At the OsGn1a‐sgRNA01 target site, Cas9 and nCas9‐PmCDA1‐UGI generated 31.6% (6 out of 19 T0 lines) indel frequency and 15.0% (3 out of 30 T0 lines) base‐editing frequency respectively (Figure S2a). At the OsGn1a‐sgRNA02 target site, Cas9 and nCas9‐PmCDA1‐UGI generated comparable editing frequencies: 57.9% (11 out of 19 T0 lines) indel frequency and 56.0% (14 out of 25 T0 lines) respectively (Figure S2a). Genotypic analysis of these edited T0 lines showed that nCas9(D10A)‐PmCDA1, not Cas9, could reliably generate homozygous mutants at the target sites (Figure S2b‐e). Altogether, these data strongly support that CRISPR‐BETS assisted the design of gRNAs for effectively generating homozygous knockout mutants in rice.
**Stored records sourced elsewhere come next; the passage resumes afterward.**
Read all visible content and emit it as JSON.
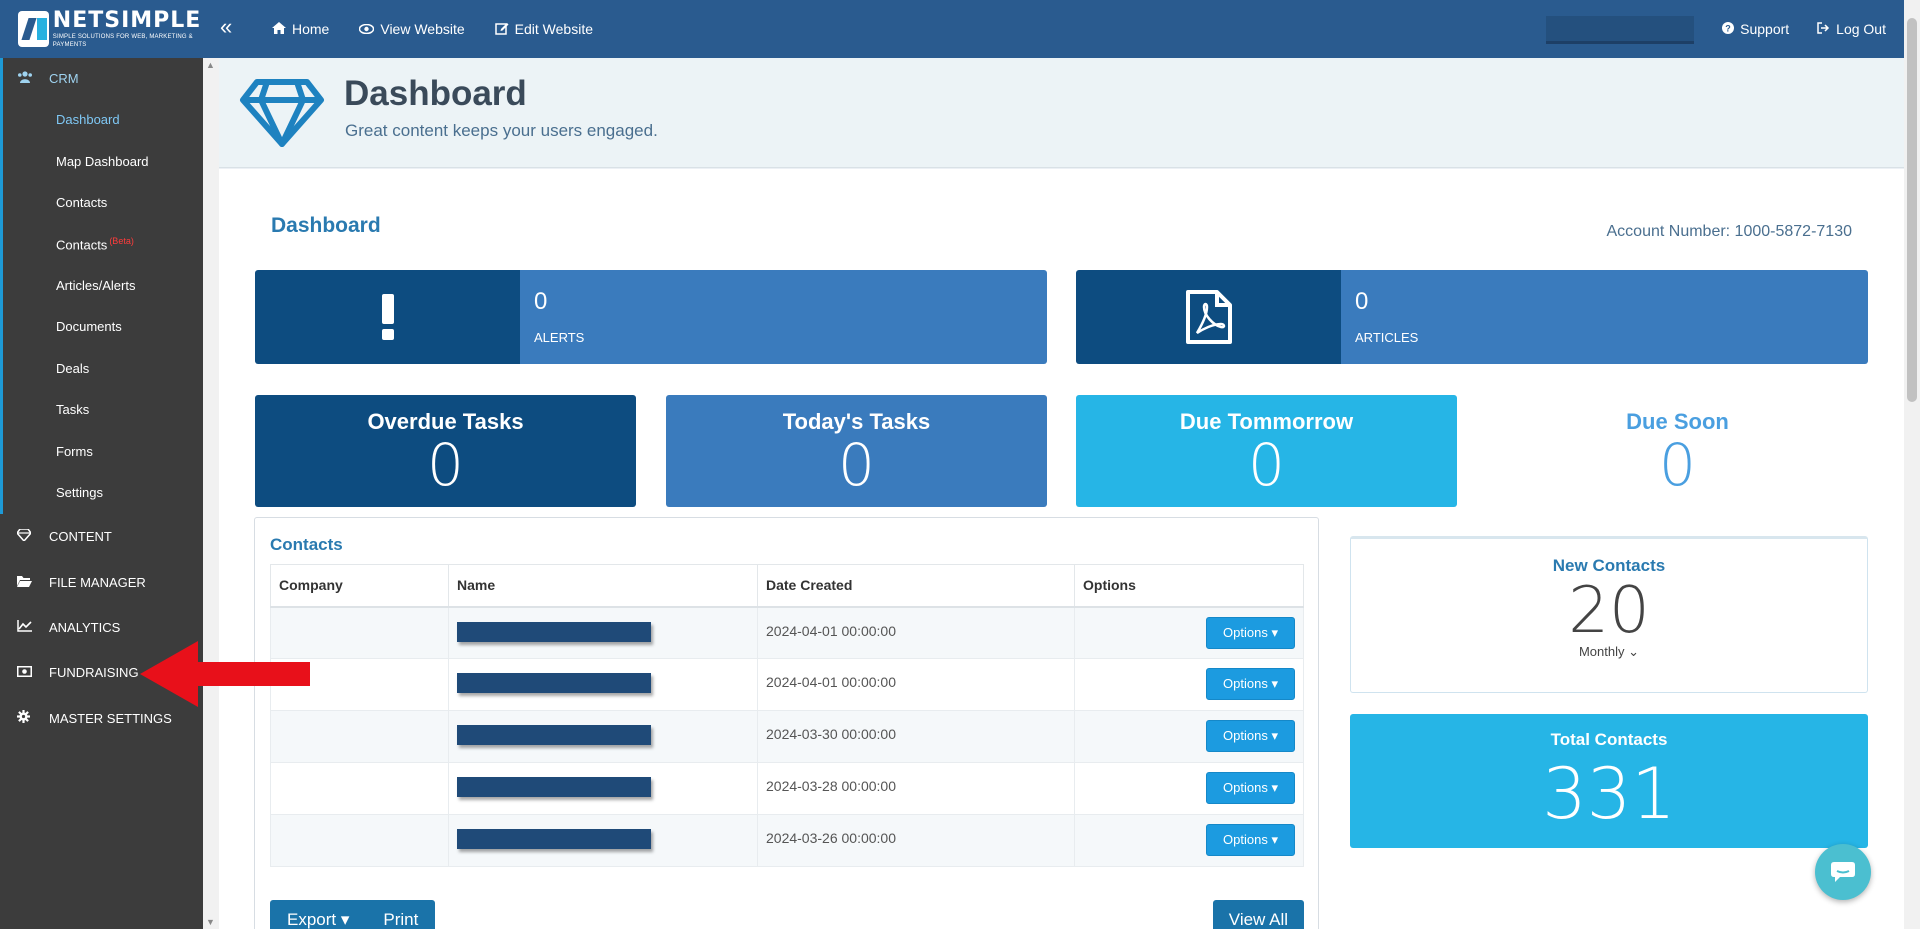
{
  "brand": {
    "name": "NETSIMPLE",
    "tagline": "SIMPLE SOLUTIONS FOR WEB, MARKETING & PAYMENTS"
  },
  "topnav": {
    "home": "Home",
    "view_website": "View Website",
    "edit_website": "Edit Website",
    "support": "Support",
    "logout": "Log Out"
  },
  "sidebar": {
    "crm_label": "CRM",
    "crm_items": [
      {
        "label": "Dashboard"
      },
      {
        "label": "Map Dashboard"
      },
      {
        "label": "Contacts"
      },
      {
        "label": "Contacts",
        "badge": "(Beta)"
      },
      {
        "label": "Articles/Alerts"
      },
      {
        "label": "Documents"
      },
      {
        "label": "Deals"
      },
      {
        "label": "Tasks"
      },
      {
        "label": "Forms"
      },
      {
        "label": "Settings"
      }
    ],
    "sections": [
      {
        "label": "CONTENT",
        "icon": "diamond-icon"
      },
      {
        "label": "FILE MANAGER",
        "icon": "folder-open-icon"
      },
      {
        "label": "ANALYTICS",
        "icon": "line-chart-icon"
      },
      {
        "label": "FUNDRAISING",
        "icon": "money-icon"
      },
      {
        "label": "MASTER SETTINGS",
        "icon": "gear-icon"
      }
    ]
  },
  "header": {
    "title": "Dashboard",
    "subtitle": "Great content keeps your users engaged."
  },
  "dashboard": {
    "title": "Dashboard",
    "account": "Account Number: 1000-5872-7130",
    "alerts": {
      "value": "0",
      "label": "ALERTS"
    },
    "articles": {
      "value": "0",
      "label": "ARTICLES"
    },
    "tasks": [
      {
        "title": "Overdue Tasks",
        "value": "0"
      },
      {
        "title": "Today's Tasks",
        "value": "0"
      },
      {
        "title": "Due Tommorrow",
        "value": "0"
      },
      {
        "title": "Due Soon",
        "value": "0"
      }
    ]
  },
  "contacts": {
    "title": "Contacts",
    "columns": [
      "Company",
      "Name",
      "Date Created",
      "Options"
    ],
    "rows": [
      {
        "company": "",
        "date": "2024-04-01 00:00:00",
        "options": "Options"
      },
      {
        "company": "",
        "date": "2024-04-01 00:00:00",
        "options": "Options"
      },
      {
        "company": "",
        "date": "2024-03-30 00:00:00",
        "options": "Options"
      },
      {
        "company": "",
        "date": "2024-03-28 00:00:00",
        "options": "Options"
      },
      {
        "company": "",
        "date": "2024-03-26 00:00:00",
        "options": "Options"
      }
    ],
    "export": "Export",
    "print": "Print",
    "view_all": "View All"
  },
  "new_contacts": {
    "title": "New Contacts",
    "value": "20",
    "period": "Monthly"
  },
  "total_contacts": {
    "title": "Total Contacts",
    "value": "331"
  },
  "colors": {
    "topbar": "#2a5b8f",
    "sidebar": "#3c3c3c",
    "dark_blue": "#0d4c80",
    "mid_blue": "#3a7bbd",
    "light_blue": "#26b5e6",
    "arrow_red": "#e8101a"
  }
}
Off‐target analysis of CRISPR‐BETS‐designed gRNAs in rice
A potential advantage of CRISPR‐BETS is its built‐in off‐target analysis capability. In an ideal genome‐editing experiment, high editing efficiency should not be compromised by any potential off‐target editing effects. Hence, it is critical to consider off‐target sites when designing and selecting the gRNAs. We have so far tested five sgRNAs for targeted indels and base editing in rice (Table S2). Among them, four are very specific as no more than two computed off‐target sites by CRISPR‐BETS when allowing for up to two nucleotides mismatch to the protospacers (Figure S3a). Analysis of the top off‐target sites of OsPDS‐sgRNA01 and OsGW2‐sgRNA01 in rice protoplasts indeed did not reveal any detectable mutations at these off‐target sites either by Cas9 or by nCas9‐PmCDA1‐UGI (Figure S3b,c). We genotyped the T0 lines corresponding to Cas9 and nCas9‐PmCDA1‐UGI at editing all these five sites. No off‐target mutations were identified for the selected top off‐target sites (Figure S3d). These results suggest that CRISPR‐BETS‐designed gRNAs are highly specific for genome editing.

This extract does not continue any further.